Order aggregation: multibook except close explained
Author: Alexey Kutsenko
Order aggregation is a critical process for any broker looking to provide fast, reliable, and profitable service to their clients.
Efficient order aggregation means giving traders the best pricing possible in a given situation. And when time is money, and nobody wants to wait, being able to execute orders with more gain for traders than other brokers can offer becomes a very critical matter.
Tools for Brokers is constantly working on perfecting all aspects of its Trade Processor liquidity bridge, including the order aggregation system. At the moment, the solution offers six aggregation methods:
- Single book
- Multibook except close
- Net except close
- Multibook proportional
- Multibook proportional except close
Why does the Trade Processor have so many options?

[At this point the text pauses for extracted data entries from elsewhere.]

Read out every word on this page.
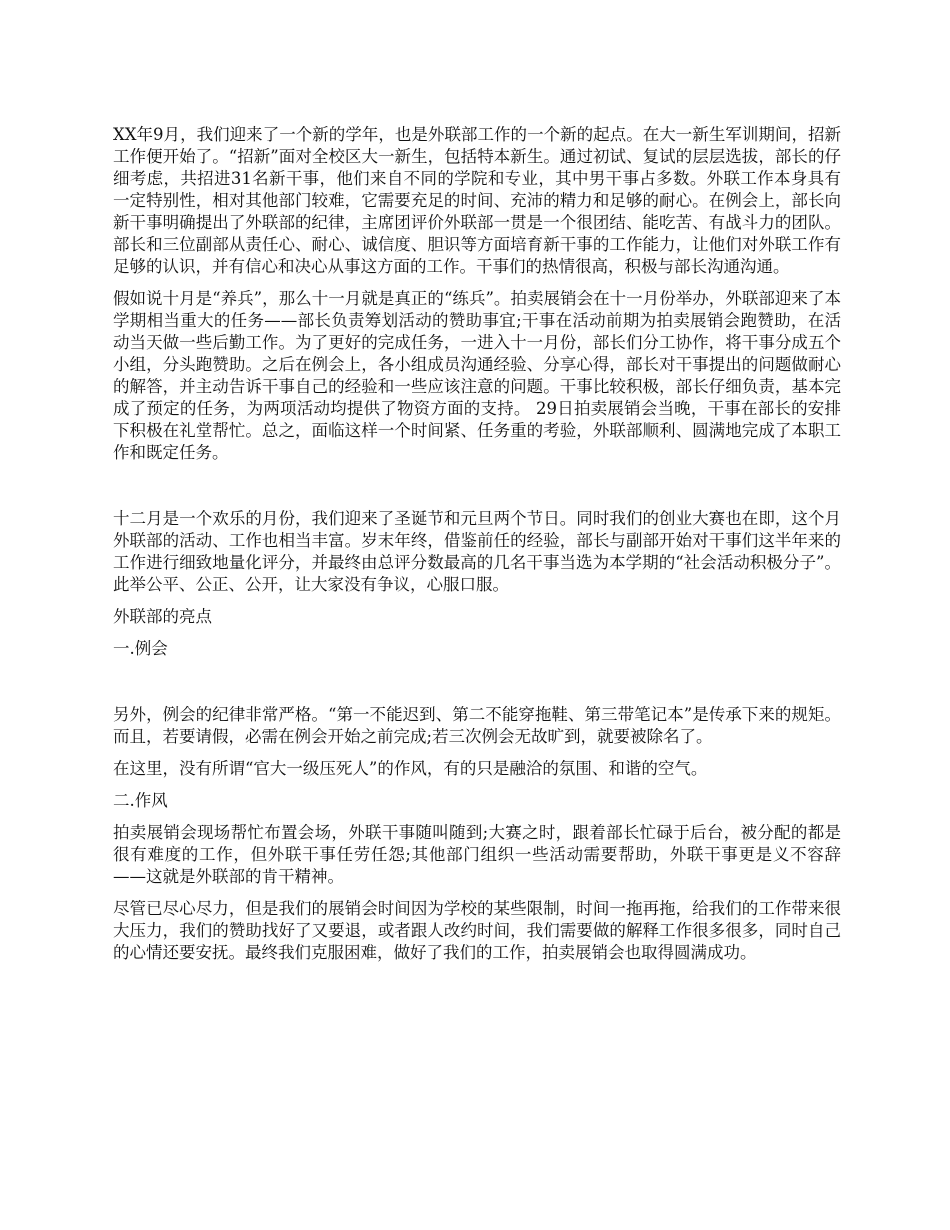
XX年9月，我们迎来了一个新的学年，也是外联部工作的一个新的起点。在大一新生军训期间，招新工作便开始了。“招新”面对全校区大一新生，包括特本新生。通过初试、复试的层层选拔，部长的仔细考虑，共招进31名新干事，他们来自不同的学院和专业，其中男干事占多数。外联工作本身具有一定特别性，相对其他部门较难，它需要充足的时间、充沛的精力和足够的耐心。在例会上，部长向新干事明确提出了外联部的纪律，主席团评价外联部一贯是一个很团结、能吃苦、有战斗力的团队。部长和三位副部从责任心、耐心、诚信度、胆识等方面培育新干事的工作能力，让他们对外联工作有足够的认识，并有信心和决心从事这方面的工作。干事们的热情很高，积极与部长沟通沟通。

假如说十月是“养兵”，那么十一月就是真正的“练兵”。拍卖展销会在十一月份举办，外联部迎来了本学期相当重大的任务——部长负责筹划活动的赞助事宜;干事在活动前期为拍卖展销会跑赞助，在活动当天做一些后勤工作。为了更好的完成任务，一进入十一月份，部长们分工协作，将干事分成五个小组，分头跑赞助。之后在例会上，各小组成员沟通经验、分享心得，部长对干事提出的问题做耐心的解答，并主动告诉干事自己的经验和一些应该注意的问题。干事比较积极，部长仔细负责，基本完成了预定的任务，为两项活动均提供了物资方面的支持。 29日拍卖展销会当晚，干事在部长的安排下积极在礼堂帮忙。总之，面临这样一个时间紧、任务重的考验，外联部顺利、圆满地完成了本职工作和既定任务。

十二月是一个欢乐的月份，我们迎来了圣诞节和元旦两个节日。同时我们的创业大赛也在即，这个月外联部的活动、工作也相当丰富。岁末年终，借鉴前任的经验，部长与副部开始对干事们这半年来的工作进行细致地量化评分，并最终由总评分数最高的几名干事当选为本学期的“社会活动积极分子”。此举公平、公正、公开，让大家没有争议，心服口服。

外联部的亮点

一.例会

另外，例会的纪律非常严格。“第一不能迟到、第二不能穿拖鞋、第三带笔记本”是传承下来的规矩。而且，若要请假，必需在例会开始之前完成;若三次例会无故旷到，就要被除名了。

在这里，没有所谓“官大一级压死人”的作风，有的只是融洽的氛围、和谐的空气。

二.作风

拍卖展销会现场帮忙布置会场，外联干事随叫随到;大赛之时，跟着部长忙碌于后台，被分配的都是很有难度的工作，但外联干事任劳任怨;其他部门组织一些活动需要帮助，外联干事更是义不容辞——这就是外联部的肯干精神。

尽管已尽心尽力，但是我们的展销会时间因为学校的某些限制，时间一拖再拖，给我们的工作带来很大压力，我们的赞助找好了又要退，或者跟人改约时间，我们需要做的解释工作很多很多，同时自己的心情还要安抚。最终我们克服困难，做好了我们的工作，拍卖展销会也取得圆满成功。
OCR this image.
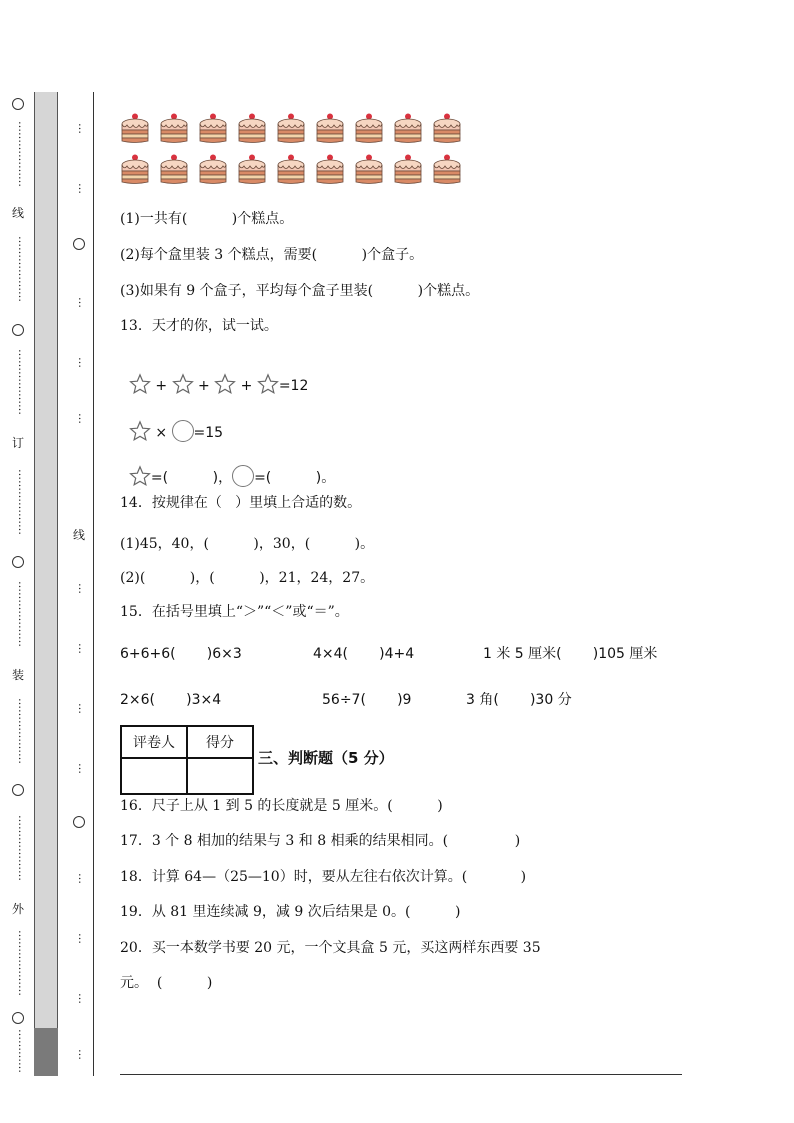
………………
线
………………
………………
订
………………
………………
装
………………
………………
外
………………
…………
…
…
…
…
…
线
…
…
…
…
…
…
…
…
(1)一共有(          )个糕点。
(2)每个盒里装 3 个糕点，需要(          )个盒子。
(3)如果有 9 个盒子，平均每个盒子里装(          )个糕点。
13．天才的你，试一试。

+  +  + =12

× =15

=(          )， =(          )。

14．按规律在（   ）里填上合适的数。
(1)45，40，(          )，30，(          )。
(2)(          )，(          )，21，24，27。
15．在括号里填上“＞”“＜”或“＝”。
6+6+6(       )6×3	4×4(       )4+4	1 米 5 厘米(       )105 厘米
2×6(       )3×4	56÷7(       )9	3 角(       )30 分
评卷人	得分

三、判断题（5 分）
16．尺子上从 1 到 5 的长度就是 5 厘米。(          )
17．3 个 8 相加的结果与 3 和 8 相乘的结果相同。(               )
18．计算 64—（25—10）时，要从左往右依次计算。(            )
19．从 81 里连续减 9，减 9 次后结果是 0。(          )
20．买一本数学书要 20 元，一个文具盒 5 元，买这两样东西要 35
元。  (          )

The answer is simple: best pricing is subjective. It means different things in different situations, plus it can be reached using various methods. In order to cater to as many scenarios and brokers as possible, Trade Processor includes six options that every broker can choose from.
Multibook except close aggregation
This aggregation method addresses:
- Manual consolidations at the end of the day.
- Open order risks associated with added swaps and out-of-control spreads.
How does the multibook except close work? The bridge tracks all order-related details such as who opened the order and where it was opened. It then executes the order with the same liquidity provider (LP) where the order was initially placed. It means that everything is automatically consolidated, and brokers can save themselves a couple of hours of daily repetitive work. Besides that, the Trade Processor tracks all open orders and ensures the swaps and spreads do not consume the multibook profit.